Una valle scavata dall’unico corso d’acqua superficiale del Carso triestino, il torrente Rosandra-Glinščica, che custodisce un ecosistema con caratteristiche uniche. A pochi chilometri da Trieste, a San Dorligo della Valle, al confine con la Slovenia, la Val Rosandra è una meta a portata di mano per escursionisti rocciatori, speleologi, studiosi. E per tutti quelli che hanno voglia di una passeggiata rilassante nel verde.
Una riserva naturale che si estende anche oltre confine, attraversata da una serie d’ itinerari da percorrere alla scoperta di cascate, punti panoramici, antiche chiesette, pareti di roccia famose per le 520 vie attrezzate che attirano numerosi rocciatori da tutto il mondo, perché fruibili anche d’inverno.
E dove si possono incontrare greggi di capre selvatiche, ma anche caprioli, camosci, cervi, lepri, scoiattoli, ghiri, volpi, ricci, mustioli, linci ed ermellini.
Da qui, come testimoniano i resti di un acquedotto romano del II secolo a. C., si prendeva l’acqua per la città, ma il torrente e i suoi affluenti vennero a lungo sfruttati anche per l’attività dei mulini. Se ne contavano 32, rimasti attivi fino agli Anni ’70. Oggi di quattro si possono vedere i ruderi nella zona di Bottazzo-Botač, uno sotto Draga e di altri quattro prima dell’abitato di Bagnoli Superiore-Gornji Konec.

Salendo un po’ si trova ciò che resta del Castello di Moccò. Nel Medioevo controllava la via del sale che dal mare veniva portato in Carniola. Oggi resta una vista meravigliosa sulla valle e sul golfo di Trieste.
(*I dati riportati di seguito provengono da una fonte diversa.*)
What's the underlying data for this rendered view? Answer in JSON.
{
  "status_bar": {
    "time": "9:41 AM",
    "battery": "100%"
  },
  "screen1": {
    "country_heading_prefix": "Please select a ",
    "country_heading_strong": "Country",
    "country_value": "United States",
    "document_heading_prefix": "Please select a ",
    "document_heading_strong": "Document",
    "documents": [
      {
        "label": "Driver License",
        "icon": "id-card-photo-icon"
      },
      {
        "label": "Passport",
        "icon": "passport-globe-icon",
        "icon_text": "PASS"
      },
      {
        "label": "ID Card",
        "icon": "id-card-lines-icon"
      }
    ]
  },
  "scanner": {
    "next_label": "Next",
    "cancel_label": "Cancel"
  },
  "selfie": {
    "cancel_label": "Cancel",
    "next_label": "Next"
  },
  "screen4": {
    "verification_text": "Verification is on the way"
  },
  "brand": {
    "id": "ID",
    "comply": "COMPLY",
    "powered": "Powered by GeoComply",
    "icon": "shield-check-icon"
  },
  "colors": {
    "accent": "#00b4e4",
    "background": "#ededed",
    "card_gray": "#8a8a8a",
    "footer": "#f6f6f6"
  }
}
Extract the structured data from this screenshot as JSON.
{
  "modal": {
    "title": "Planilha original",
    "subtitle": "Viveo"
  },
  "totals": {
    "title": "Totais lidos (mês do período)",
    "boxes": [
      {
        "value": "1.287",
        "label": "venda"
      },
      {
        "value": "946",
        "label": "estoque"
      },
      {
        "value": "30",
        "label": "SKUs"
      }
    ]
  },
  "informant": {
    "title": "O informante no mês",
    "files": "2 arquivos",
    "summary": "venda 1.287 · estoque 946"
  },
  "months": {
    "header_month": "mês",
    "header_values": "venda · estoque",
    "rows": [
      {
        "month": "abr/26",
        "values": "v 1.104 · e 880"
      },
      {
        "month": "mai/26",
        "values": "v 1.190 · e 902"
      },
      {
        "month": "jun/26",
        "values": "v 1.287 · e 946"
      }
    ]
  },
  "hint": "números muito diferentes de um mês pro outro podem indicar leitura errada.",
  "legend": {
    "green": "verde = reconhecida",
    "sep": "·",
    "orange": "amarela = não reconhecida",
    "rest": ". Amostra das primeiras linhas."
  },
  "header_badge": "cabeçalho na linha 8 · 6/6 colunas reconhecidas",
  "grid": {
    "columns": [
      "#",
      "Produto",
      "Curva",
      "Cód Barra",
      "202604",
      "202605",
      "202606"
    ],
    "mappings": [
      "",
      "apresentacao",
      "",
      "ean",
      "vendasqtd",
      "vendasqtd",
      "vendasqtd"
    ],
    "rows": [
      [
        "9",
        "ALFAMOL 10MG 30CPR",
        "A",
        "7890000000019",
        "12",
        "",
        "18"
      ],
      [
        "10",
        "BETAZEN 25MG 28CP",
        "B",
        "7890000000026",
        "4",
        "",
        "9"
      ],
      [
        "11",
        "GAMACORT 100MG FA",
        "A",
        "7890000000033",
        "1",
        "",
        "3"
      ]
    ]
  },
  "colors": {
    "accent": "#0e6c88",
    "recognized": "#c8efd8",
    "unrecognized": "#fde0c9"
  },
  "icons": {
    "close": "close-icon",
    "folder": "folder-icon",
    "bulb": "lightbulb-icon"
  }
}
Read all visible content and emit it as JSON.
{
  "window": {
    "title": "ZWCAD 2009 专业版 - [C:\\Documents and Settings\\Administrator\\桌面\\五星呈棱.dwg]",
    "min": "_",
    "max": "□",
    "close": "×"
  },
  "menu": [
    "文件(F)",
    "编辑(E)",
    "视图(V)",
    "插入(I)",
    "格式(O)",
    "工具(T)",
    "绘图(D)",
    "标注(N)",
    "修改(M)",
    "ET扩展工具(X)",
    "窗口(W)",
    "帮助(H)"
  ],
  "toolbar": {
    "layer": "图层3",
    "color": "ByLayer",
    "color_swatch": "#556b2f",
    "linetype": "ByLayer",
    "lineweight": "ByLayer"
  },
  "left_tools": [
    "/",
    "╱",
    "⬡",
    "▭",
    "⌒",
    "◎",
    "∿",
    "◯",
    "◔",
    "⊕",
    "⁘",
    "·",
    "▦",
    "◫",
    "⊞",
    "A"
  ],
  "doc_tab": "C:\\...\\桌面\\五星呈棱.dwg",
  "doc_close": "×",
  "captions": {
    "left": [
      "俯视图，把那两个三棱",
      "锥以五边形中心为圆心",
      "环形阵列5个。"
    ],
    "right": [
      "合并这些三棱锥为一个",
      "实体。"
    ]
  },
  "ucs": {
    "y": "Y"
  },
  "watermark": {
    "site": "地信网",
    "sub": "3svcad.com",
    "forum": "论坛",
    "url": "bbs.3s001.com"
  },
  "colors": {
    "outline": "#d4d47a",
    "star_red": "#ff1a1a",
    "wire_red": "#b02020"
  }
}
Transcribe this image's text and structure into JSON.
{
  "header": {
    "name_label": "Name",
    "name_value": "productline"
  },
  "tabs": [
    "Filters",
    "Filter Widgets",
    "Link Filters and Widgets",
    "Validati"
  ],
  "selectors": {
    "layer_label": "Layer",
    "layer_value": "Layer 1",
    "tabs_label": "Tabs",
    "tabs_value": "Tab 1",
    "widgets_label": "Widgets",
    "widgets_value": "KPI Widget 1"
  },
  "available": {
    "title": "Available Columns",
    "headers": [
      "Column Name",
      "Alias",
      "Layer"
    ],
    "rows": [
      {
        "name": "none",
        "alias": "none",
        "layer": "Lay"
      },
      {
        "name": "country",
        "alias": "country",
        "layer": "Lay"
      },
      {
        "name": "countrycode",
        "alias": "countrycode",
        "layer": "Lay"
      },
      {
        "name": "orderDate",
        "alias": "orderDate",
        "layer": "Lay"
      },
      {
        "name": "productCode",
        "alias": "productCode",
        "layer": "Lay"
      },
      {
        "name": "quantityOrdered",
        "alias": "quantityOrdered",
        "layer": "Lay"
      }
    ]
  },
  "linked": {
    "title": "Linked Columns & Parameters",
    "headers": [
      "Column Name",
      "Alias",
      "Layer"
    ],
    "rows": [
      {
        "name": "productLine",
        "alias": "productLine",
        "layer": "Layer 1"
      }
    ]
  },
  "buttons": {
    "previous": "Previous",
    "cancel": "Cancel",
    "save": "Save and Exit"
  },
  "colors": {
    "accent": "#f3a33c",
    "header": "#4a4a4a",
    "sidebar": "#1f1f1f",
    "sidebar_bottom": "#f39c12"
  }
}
Il castello di San Servolo, in territorio sloveno, a Socerb, fu per secoli una delle tappe dei pellegrini sulla via di Gerusalemme: molte incisioni rupestri, lungo i sentieri ne tramandano il ricordo. Poco lontano si trova la grotta di San Servolo, unica chiesa sotterranea di tutta la Slovenia. Secondo la leggenda nel III secolo sarebbe servita da rifugio al giovanetto cristiano dodicenne Servulus, che dopo ventun mesi di eremitaggio ritornò in città dotato di poteri miracolosi di guarigione ed esorcismo.